So What Does it Mean that Studies Reveal that Moderate Drinkers Are Healthier than Teetotalers ?
We know too much drinking can be hazardous to our health. But new research suggests that drinking too little might be hazardous, too.
I don't want to go to rehab, but a raft of recent studies show that moderate alcohol consumption lowers our risks for many dire conditions including heart disease, stroke, gallstones, diabetes and dementia. Some studies even suggest that the answer to pesky menopause symptoms comes in six-packs and goes great with pretzels.
The keyword here is "moderate." Some studies define this as one drink per week; others as up to four drinks per day. This haziness notwithstanding, these studies show that heavy drinkers are far more likely than moderate drinkers to die from certain diseases.
Butso are people who don't drink at all.
It's a bell curve. But while one half of the bell is well, duh, the other half -- the half involving abstinence -- is pretty shocking. In study after study, abstainers get sick and die sooner and in larger numbers than moderate drinkers.
In these studies, "you get this protective effect no matter what you drink: wine, beer or liquor," says nutrition therapist Karen Scheuner.
Absinthe, beaujolais, King Cobra: It's all good -- or good for you.
"The benefits don't increase with amount," Scheuner says, "and they disappear altogether if you consume four or more drinks per day."
A study published this summer found that women who consume one drink daily and men who consume two drinks daily are 23 percent less likely than nondrinkers to develop Alzheimer's disease. Heavy drinkers, defined here as consumers of at least three to five drinks daily, face higher Alzheimer's risks than both moderate drinkers and abstainers. (Well, duh.)
And a study published in Annals of Internal Medicine found that, compared to abstinence, drinking one to three alcoholic beverages daily is associated with a 33 to 56 percent lower incidence of diabetes -- and imbibing over three drinks daily is associated with a 43 percent higher incidence of diabetes. (Duh again.)
A study presented two months ago at the European Respiratory Society Annual Congress found that both abstainers and heavy drinkers are nearly one and a half times as likely to develop asthma as are moderate drinkers, defined here as consumers of one to six alcoholic beverages per week. Abstainers face the highest asthma risk of all, topping even that of heavy drinkers.
A 2007 study found that drinking at least one alcoholic beverage daily is associated with a 30-percent lower risk than abstinence of developing one type of kidney cancer. But its authors warn that alcohol consumption -- light, heavy and moderate -- is linked with increased rates of breast cancer, liver cancer, oral cancer, esophageal cancer and other cancers. I don't like those odds.

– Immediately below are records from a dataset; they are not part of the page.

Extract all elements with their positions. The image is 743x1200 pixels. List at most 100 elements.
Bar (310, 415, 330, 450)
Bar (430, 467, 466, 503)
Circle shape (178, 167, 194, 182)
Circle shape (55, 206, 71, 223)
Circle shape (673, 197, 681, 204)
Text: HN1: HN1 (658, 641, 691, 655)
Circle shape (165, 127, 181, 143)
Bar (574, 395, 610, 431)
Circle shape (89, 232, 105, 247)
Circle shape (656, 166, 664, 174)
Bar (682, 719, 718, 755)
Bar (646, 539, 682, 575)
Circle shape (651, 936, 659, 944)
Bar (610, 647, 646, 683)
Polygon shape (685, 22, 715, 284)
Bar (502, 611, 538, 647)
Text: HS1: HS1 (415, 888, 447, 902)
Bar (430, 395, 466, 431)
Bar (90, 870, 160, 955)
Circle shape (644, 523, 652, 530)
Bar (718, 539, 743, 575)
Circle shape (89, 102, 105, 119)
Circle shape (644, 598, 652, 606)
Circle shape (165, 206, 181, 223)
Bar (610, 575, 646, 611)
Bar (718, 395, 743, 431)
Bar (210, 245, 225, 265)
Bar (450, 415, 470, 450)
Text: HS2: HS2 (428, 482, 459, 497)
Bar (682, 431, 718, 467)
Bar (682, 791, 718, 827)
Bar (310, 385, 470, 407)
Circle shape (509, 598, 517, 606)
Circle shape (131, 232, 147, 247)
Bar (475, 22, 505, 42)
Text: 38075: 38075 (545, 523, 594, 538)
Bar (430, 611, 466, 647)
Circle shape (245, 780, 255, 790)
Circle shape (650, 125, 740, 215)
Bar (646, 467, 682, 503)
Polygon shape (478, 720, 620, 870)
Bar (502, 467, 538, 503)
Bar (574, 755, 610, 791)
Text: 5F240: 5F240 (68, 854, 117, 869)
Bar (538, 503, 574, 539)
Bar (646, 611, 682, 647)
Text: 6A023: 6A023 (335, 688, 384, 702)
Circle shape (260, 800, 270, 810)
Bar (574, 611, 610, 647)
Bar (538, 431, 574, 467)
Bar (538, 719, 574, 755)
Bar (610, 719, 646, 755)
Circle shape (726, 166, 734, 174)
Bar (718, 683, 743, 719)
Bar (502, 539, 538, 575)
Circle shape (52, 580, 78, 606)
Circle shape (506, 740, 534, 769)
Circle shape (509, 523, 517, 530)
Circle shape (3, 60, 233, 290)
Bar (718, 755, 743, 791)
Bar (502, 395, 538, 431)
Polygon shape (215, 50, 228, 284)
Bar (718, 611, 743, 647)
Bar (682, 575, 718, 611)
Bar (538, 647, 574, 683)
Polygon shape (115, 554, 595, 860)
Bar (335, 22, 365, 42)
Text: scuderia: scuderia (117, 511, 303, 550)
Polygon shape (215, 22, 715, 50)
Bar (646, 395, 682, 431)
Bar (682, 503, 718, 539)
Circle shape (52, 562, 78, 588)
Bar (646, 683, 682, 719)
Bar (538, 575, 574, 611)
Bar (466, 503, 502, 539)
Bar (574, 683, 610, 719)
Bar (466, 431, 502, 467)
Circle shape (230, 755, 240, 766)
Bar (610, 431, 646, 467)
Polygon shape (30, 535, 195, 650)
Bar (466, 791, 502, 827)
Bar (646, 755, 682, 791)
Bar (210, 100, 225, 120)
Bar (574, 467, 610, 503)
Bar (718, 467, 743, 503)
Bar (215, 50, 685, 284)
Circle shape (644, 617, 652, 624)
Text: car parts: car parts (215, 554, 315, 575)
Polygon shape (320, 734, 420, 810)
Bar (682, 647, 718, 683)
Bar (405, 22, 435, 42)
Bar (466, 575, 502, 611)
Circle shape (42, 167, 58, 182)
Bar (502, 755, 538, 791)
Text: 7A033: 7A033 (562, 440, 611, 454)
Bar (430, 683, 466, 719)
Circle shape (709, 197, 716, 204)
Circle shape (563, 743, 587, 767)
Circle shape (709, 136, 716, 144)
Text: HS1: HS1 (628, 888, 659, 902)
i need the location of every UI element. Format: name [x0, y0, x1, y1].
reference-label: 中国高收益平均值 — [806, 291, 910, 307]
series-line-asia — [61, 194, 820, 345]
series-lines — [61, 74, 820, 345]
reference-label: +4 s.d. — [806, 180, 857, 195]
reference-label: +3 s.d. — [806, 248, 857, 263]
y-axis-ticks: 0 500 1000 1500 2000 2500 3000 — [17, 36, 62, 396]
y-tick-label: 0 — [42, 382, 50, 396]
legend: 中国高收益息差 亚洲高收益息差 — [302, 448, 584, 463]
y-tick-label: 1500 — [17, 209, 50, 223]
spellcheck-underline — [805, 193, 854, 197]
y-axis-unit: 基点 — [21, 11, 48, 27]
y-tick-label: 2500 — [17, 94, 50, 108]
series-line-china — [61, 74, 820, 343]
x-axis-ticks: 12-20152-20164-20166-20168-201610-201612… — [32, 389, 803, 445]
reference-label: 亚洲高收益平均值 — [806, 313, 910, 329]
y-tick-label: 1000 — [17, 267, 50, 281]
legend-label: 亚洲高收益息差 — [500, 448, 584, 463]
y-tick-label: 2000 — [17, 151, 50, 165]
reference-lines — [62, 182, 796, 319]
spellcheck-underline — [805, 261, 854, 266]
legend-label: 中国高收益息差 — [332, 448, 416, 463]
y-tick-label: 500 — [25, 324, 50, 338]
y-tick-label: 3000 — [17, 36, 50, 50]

A study published in the New England Journal of Medicine that tracked over 22,000 men for more than 12 years found that those who regularly consumed as little as one drink a week had a lower stroke risk than did abstainers. A study published in the Journal of Urology that tracked over 120,000 men found that those who regularly consumed at least 1.3 ounces of alcohol daily -- about half as much as is found in your average Manhattan -- had a 35-percent lower risk than abstainers did of developing prostatic hyperplasia, whose symptoms include incontinence and a wide array of other urinary woes.